Besichtigung der Gemeinschaftsantenne
Von Ossingens Verkabelung träumen die Städte
Es begann 1987 mit einem einzelnen Kabelfernsehanschluss. Heute erhalten von Ossingen aus 2000 Anschlüsse via Glasfasertechnologie ihr Internet, TV, Radio und Telefon.
Die FDP Ossingen lädt mehrmals jährlich unter dem Motto «Lerne dein Dorf kennen» zur Besichtigung interessanter Betriebe. Am Freitag, 5. August 2011 wollten 20 Interessierte einmal die Nase bei den Dällenbachs reinstecken, die Veranstaltungstechnik zur Verfügung stellen und die Gemeinschaftsantenne Ossingen (Gao) führen.

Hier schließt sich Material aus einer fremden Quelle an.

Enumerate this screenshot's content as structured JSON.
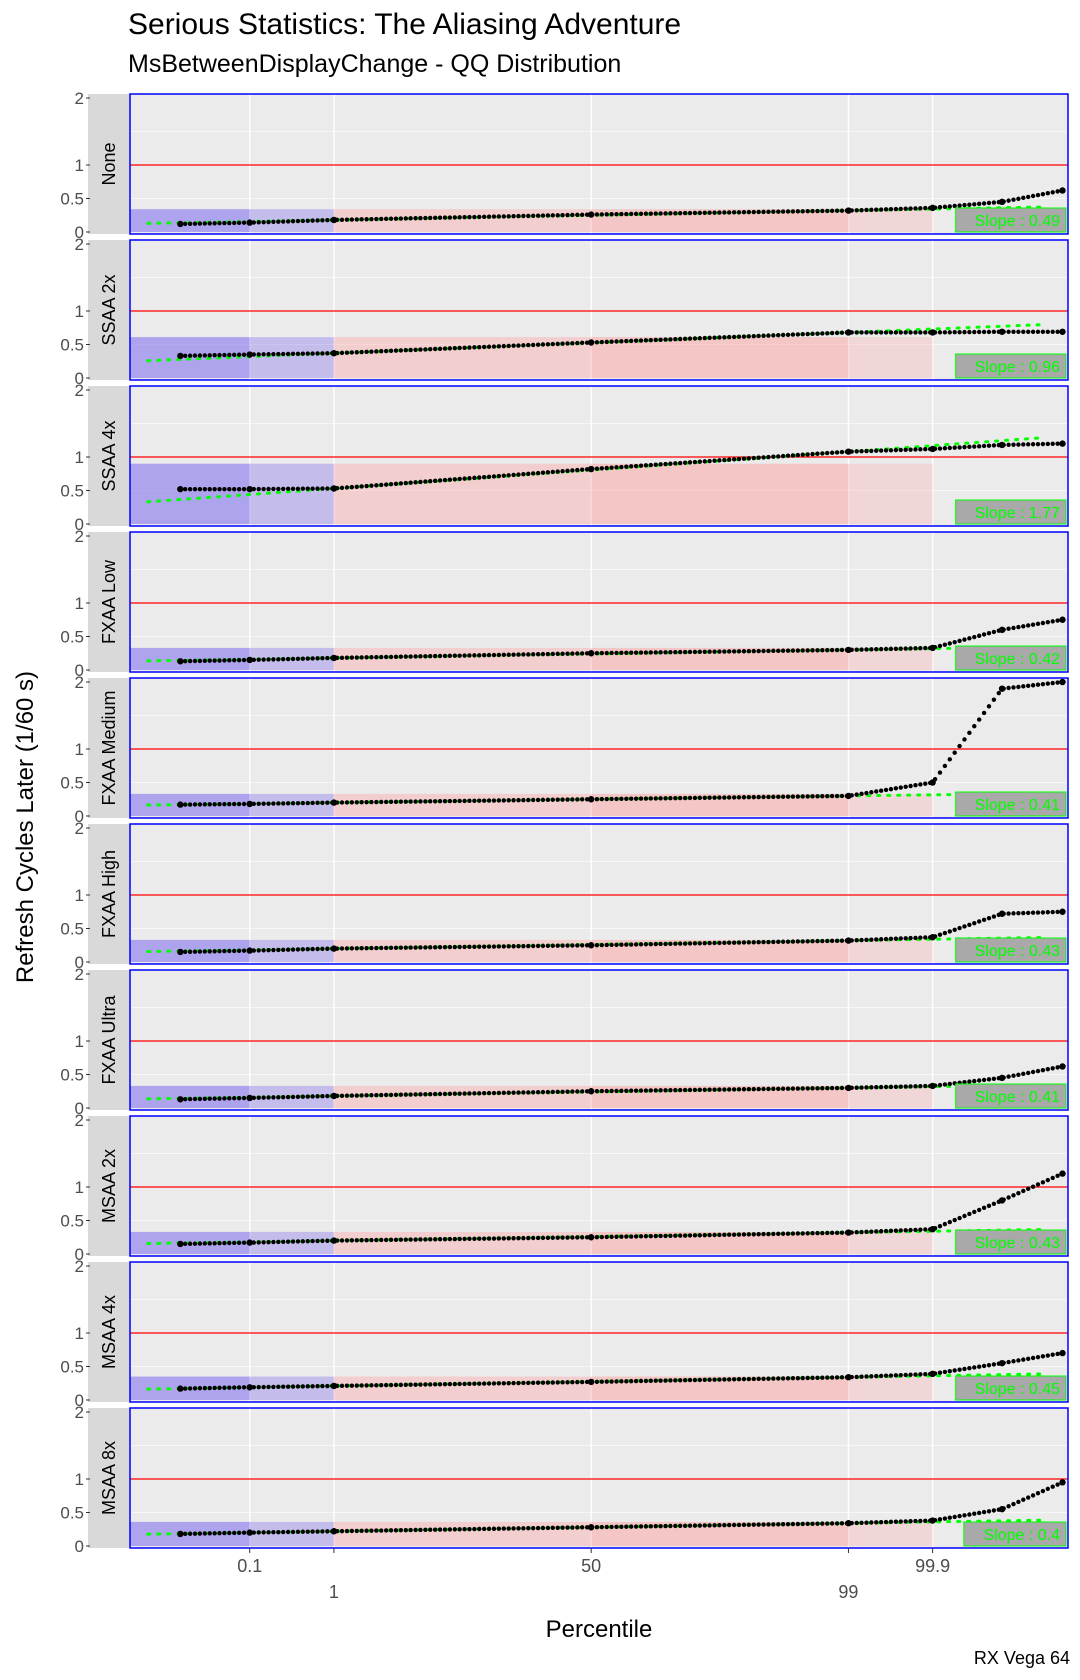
{
  "chart_data": {
    "type": "scatter",
    "title": "Serious Statistics: The Aliasing Adventure",
    "subtitle": "MsBetweenDisplayChange - QQ Distribution",
    "xlabel": "Percentile",
    "ylabel": "Refresh Cycles Later (1/60 s)",
    "caption": "RX Vega 64",
    "x_ticks": [
      "0.1",
      "1",
      "50",
      "99",
      "99.9"
    ],
    "y_ticks": [
      "0",
      "0.5",
      "1",
      "2"
    ],
    "ylim": [
      0,
      2
    ],
    "reference_line_y": 1,
    "colors": {
      "panel_background": "#ebebeb",
      "panel_border": "#0000ff",
      "strip_background": "#d9d9d9",
      "reference_line": "#ff0000",
      "points": "#000000",
      "fit_line": "#00ff00",
      "slope_label": "#00ff00",
      "slope_box": "#a9a9a9",
      "band_low": "#7b68ee",
      "band_high": "#ff9999"
    },
    "series": [
      {
        "name": "None",
        "slope_label": "Slope : 0.49",
        "points": [
          [
            0.01,
            0.12
          ],
          [
            0.1,
            0.14
          ],
          [
            1,
            0.18
          ],
          [
            50,
            0.26
          ],
          [
            99,
            0.32
          ],
          [
            99.9,
            0.36
          ],
          [
            99.99,
            0.45
          ],
          [
            99.999,
            0.62
          ]
        ]
      },
      {
        "name": "SSAA 2x",
        "slope_label": "Slope : 0.96",
        "points": [
          [
            0.01,
            0.33
          ],
          [
            0.1,
            0.35
          ],
          [
            1,
            0.37
          ],
          [
            50,
            0.53
          ],
          [
            99,
            0.68
          ],
          [
            99.9,
            0.68
          ],
          [
            99.99,
            0.69
          ],
          [
            99.999,
            0.69
          ]
        ]
      },
      {
        "name": "SSAA 4x",
        "slope_label": "Slope : 1.77",
        "points": [
          [
            0.01,
            0.52
          ],
          [
            0.1,
            0.52
          ],
          [
            1,
            0.53
          ],
          [
            50,
            0.82
          ],
          [
            99,
            1.08
          ],
          [
            99.9,
            1.12
          ],
          [
            99.99,
            1.18
          ],
          [
            99.999,
            1.2
          ]
        ]
      },
      {
        "name": "FXAA Low",
        "slope_label": "Slope : 0.42",
        "points": [
          [
            0.01,
            0.13
          ],
          [
            0.1,
            0.15
          ],
          [
            1,
            0.18
          ],
          [
            50,
            0.25
          ],
          [
            99,
            0.3
          ],
          [
            99.9,
            0.33
          ],
          [
            99.99,
            0.6
          ],
          [
            99.999,
            0.75
          ]
        ]
      },
      {
        "name": "FXAA Medium",
        "slope_label": "Slope : 0.41",
        "points": [
          [
            0.01,
            0.17
          ],
          [
            0.1,
            0.18
          ],
          [
            1,
            0.2
          ],
          [
            50,
            0.25
          ],
          [
            99,
            0.3
          ],
          [
            99.9,
            0.5
          ],
          [
            99.99,
            1.9
          ],
          [
            99.999,
            2.0
          ]
        ]
      },
      {
        "name": "FXAA High",
        "slope_label": "Slope : 0.43",
        "points": [
          [
            0.01,
            0.15
          ],
          [
            0.1,
            0.17
          ],
          [
            1,
            0.2
          ],
          [
            50,
            0.25
          ],
          [
            99,
            0.32
          ],
          [
            99.9,
            0.37
          ],
          [
            99.99,
            0.72
          ],
          [
            99.999,
            0.75
          ]
        ]
      },
      {
        "name": "FXAA Ultra",
        "slope_label": "Slope : 0.41",
        "points": [
          [
            0.01,
            0.13
          ],
          [
            0.1,
            0.15
          ],
          [
            1,
            0.18
          ],
          [
            50,
            0.25
          ],
          [
            99,
            0.3
          ],
          [
            99.9,
            0.33
          ],
          [
            99.99,
            0.45
          ],
          [
            99.999,
            0.62
          ]
        ]
      },
      {
        "name": "MSAA 2x",
        "slope_label": "Slope : 0.43",
        "points": [
          [
            0.01,
            0.15
          ],
          [
            0.1,
            0.17
          ],
          [
            1,
            0.2
          ],
          [
            50,
            0.25
          ],
          [
            99,
            0.32
          ],
          [
            99.9,
            0.37
          ],
          [
            99.99,
            0.8
          ],
          [
            99.999,
            1.2
          ]
        ]
      },
      {
        "name": "MSAA 4x",
        "slope_label": "Slope : 0.45",
        "points": [
          [
            0.01,
            0.17
          ],
          [
            0.1,
            0.19
          ],
          [
            1,
            0.21
          ],
          [
            50,
            0.27
          ],
          [
            99,
            0.34
          ],
          [
            99.9,
            0.39
          ],
          [
            99.99,
            0.55
          ],
          [
            99.999,
            0.7
          ]
        ]
      },
      {
        "name": "MSAA 8x",
        "slope_label": "Slope : 0.4",
        "points": [
          [
            0.01,
            0.18
          ],
          [
            0.1,
            0.2
          ],
          [
            1,
            0.22
          ],
          [
            50,
            0.28
          ],
          [
            99,
            0.34
          ],
          [
            99.9,
            0.38
          ],
          [
            99.99,
            0.55
          ],
          [
            99.999,
            0.95
          ]
        ]
      }
    ]
  }
}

In Grüppchen wurden die Neugierigen in verschiedene Räume geführt, die allesamt bis unter die Decke mit Elektronik vollgestopft sind.
Heute laufen die Gao-Fäden bei Marcel Dällenbach zusammen. Doch er hat das Flair für die Telekommunikation auch nicht gestohlen, sein Vater Fritz hat bereits die Anfänge gelegt und bei der PTT die Prüfung zum fernsehtechnischen Leiter abgelegt. Und auch die dritte Generation ist viel versprechend: Der erst sechzehnjährige Oberstüfler Peter Dällenbach erklärte an einer Station der Führung selbstständig und souverän die technischen Zusammenhänge.
Angefangen hat es 1987, als die Dällenbachs für sich selber Kabel-TV wollten und einen Mast aufstellten. Immer mehr direkte Nachbarn anfragten, ob sie sich auch noch «dranhängen» dürfen. Monika Dällenbach, die Mutter von Marcel, erinnert sich an diese Zeiten, die heutigen Kindern mit Hunderten Sendern aus aller Welt unvorstellbar klingen: Damals empfing man in den meisten Stuben drei oder vier Sender, darunter den Schweizer, ARD und ZDF. Wer den «Österreicher» hatte, konnte sich schon «von und zu» schreiben. Erst die Satellitenschüsseln brachten die Welt in die gute Stube. Und die Gemeinschaftsantennen brachten die Satellitenprogramme via Kabel, statt dass auf jedes Dach eine Installation musste.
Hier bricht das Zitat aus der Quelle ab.